I must admit I treated autotune, and I have had an Antares rack unit for years - as a problem fixer, until the Cubase update where you could take an audio file, and cubase would graphically show you the pitch of every note, and let you change them, pretty seamlessly too.
Even Opera singers - proper trained ones occasionally slip, and comping opera is now possible and nobody need know. One of the big snags with these singers is that they cannot repeat and repeat, and dropping in type recording robs them of the feel - and they need to match the volume and tone. They get worse when you have to say "can we do one more?" Sitting with a trained singer, they can be mega critical. They spot cents and once they know they can be fixed, they want perfection. It's very strange. When I introduced the technique, I expected rebuttal - but no, their goal is perfection, so I got quite used to getting emails - in bar 22, when I sing 'celsis', the 'ce' is a tiny bit flat, can you fix it please. I think it even generates a little more money. Budgets are always tight, and my preferred way of working is to sit with them in the studio while you do a few edits. They can see how long it takes to get it right - and then when they are sitting at home with their feet up and hear a small slip, they know it will take me maybe half an hour to fix it, and re-dave everything, and they know the costs - but to them it really is worth it. When you look at the syllable in question, you find they are right. When I'm doing middle of the road stuff, some singers slide into the notes stylistically - but often, they over-cook it, and they want that fixed.

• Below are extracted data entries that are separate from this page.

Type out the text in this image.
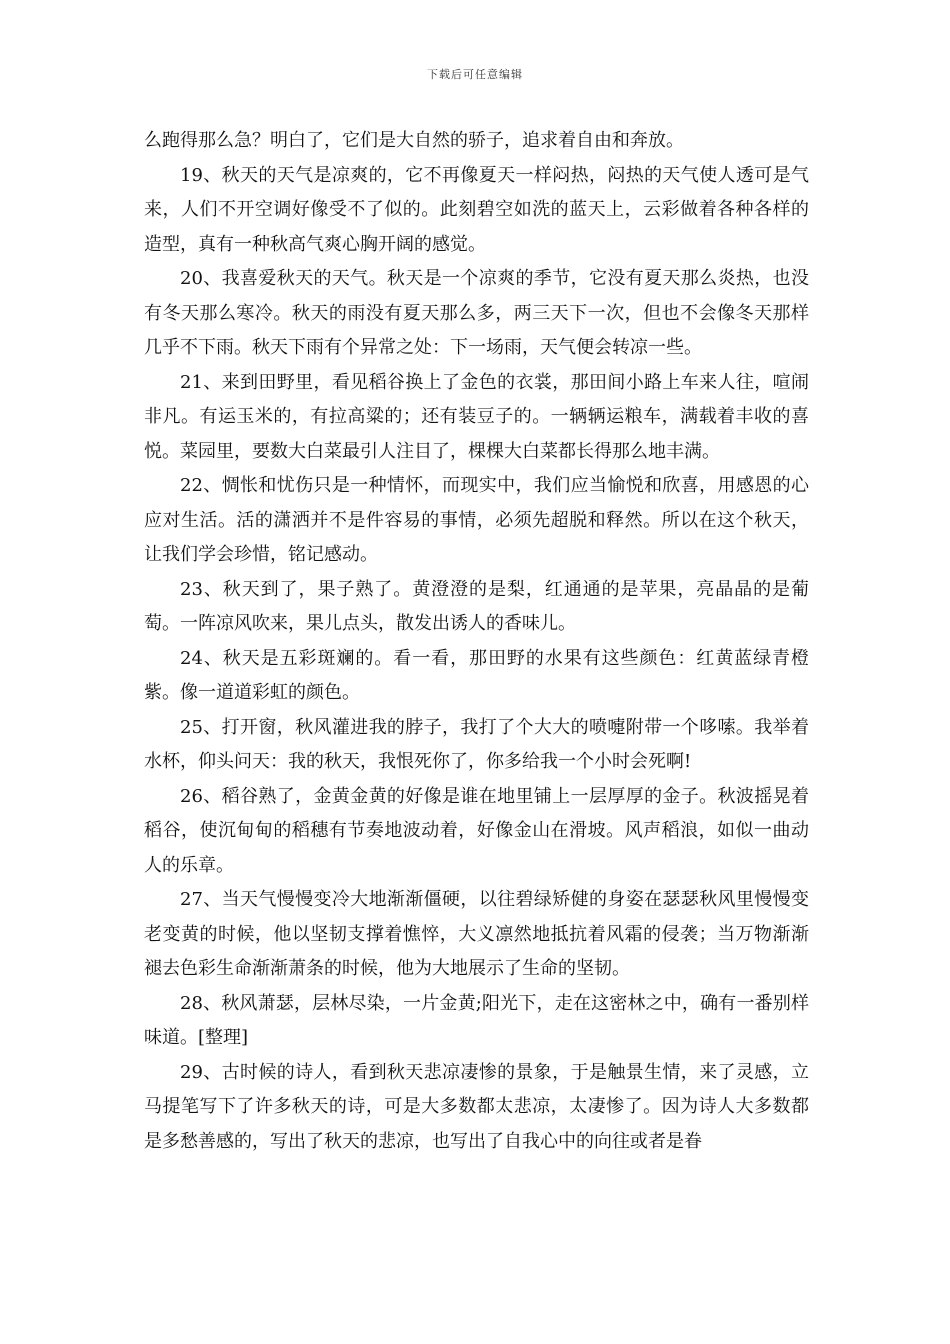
下载后可任意编辑

么跑得那么急？明白了，它们是大自然的骄子，追求着自由和奔放。

19、秋天的天气是凉爽的，它不再像夏天一样闷热，闷热的天气使人透可是气来，人们不开空调好像受不了似的。此刻碧空如洗的蓝天上，云彩做着各种各样的造型，真有一种秋高气爽心胸开阔的感觉。

20、我喜爱秋天的天气。秋天是一个凉爽的季节，它没有夏天那么炎热，也没有冬天那么寒冷。秋天的雨没有夏天那么多，两三天下一次，但也不会像冬天那样几乎不下雨。秋天下雨有个异常之处：下一场雨，天气便会转凉一些。

21、来到田野里，看见稻谷换上了金色的衣裳，那田间小路上车来人往，喧闹非凡。有运玉米的，有拉高粱的；还有装豆子的。一辆辆运粮车，满载着丰收的喜悦。菜园里，要数大白菜最引人注目了，棵棵大白菜都长得那么地丰满。

22、惆怅和忧伤只是一种情怀，而现实中，我们应当愉悦和欣喜，用感恩的心应对生活。活的潇洒并不是件容易的事情，必须先超脱和释然。所以在这个秋天，让我们学会珍惜，铭记感动。

23、秋天到了，果子熟了。黄澄澄的是梨，红通通的是苹果，亮晶晶的是葡萄。一阵凉风吹来，果儿点头，散发出诱人的香味儿。

24、秋天是五彩斑斓的。看一看，那田野的水果有这些颜色：红黄蓝绿青橙紫。像一道道彩虹的颜色。

25、打开窗，秋风灌进我的脖子，我打了个大大的喷嚏附带一个哆嗦。我举着水杯，仰头问天：我的秋天，我恨死你了，你多给我一个小时会死啊!

26、稻谷熟了，金黄金黄的好像是谁在地里铺上一层厚厚的金子。秋波摇晃着稻谷，使沉甸甸的稻穗有节奏地波动着，好像金山在滑坡。风声稻浪，如似一曲动人的乐章。

27、当天气慢慢变冷大地渐渐僵硬，以往碧绿矫健的身姿在瑟瑟秋风里慢慢变老变黄的时候，他以坚韧支撑着憔悴，大义凛然地抵抗着风霜的侵袭；当万物渐渐褪去色彩生命渐渐萧条的时候，他为大地展示了生命的坚韧。

28、秋风萧瑟，层林尽染，一片金黄;阳光下，走在这密林之中，确有一番别样味道。[整理]

29、古时候的诗人，看到秋天悲凉凄惨的景象，于是触景生情，来了灵感，立马提笔写下了许多秋天的诗，可是大多数都太悲凉，太凄惨了。因为诗人大多数都是多愁善感的，写出了秋天的悲凉，也写出了自我心中的向往或者是眷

I've just put out a piece by a singer who wanted to try three or four songs, intending to pick just one, and I've discovered I actually had enough takes to complete the entire song, from what were essentially outtakes. After getting the completed vocal track edited into one, I went back and fixed every wrong note. Some were so wrong because she didn't really know the melody properly, so sung in tune, the wrong notes. I've fixed it, and she's very happy with it. A song from nothing!
Autotune in the traditional sense is probably now too blunt a tool, but the software versions can be so much more flexible.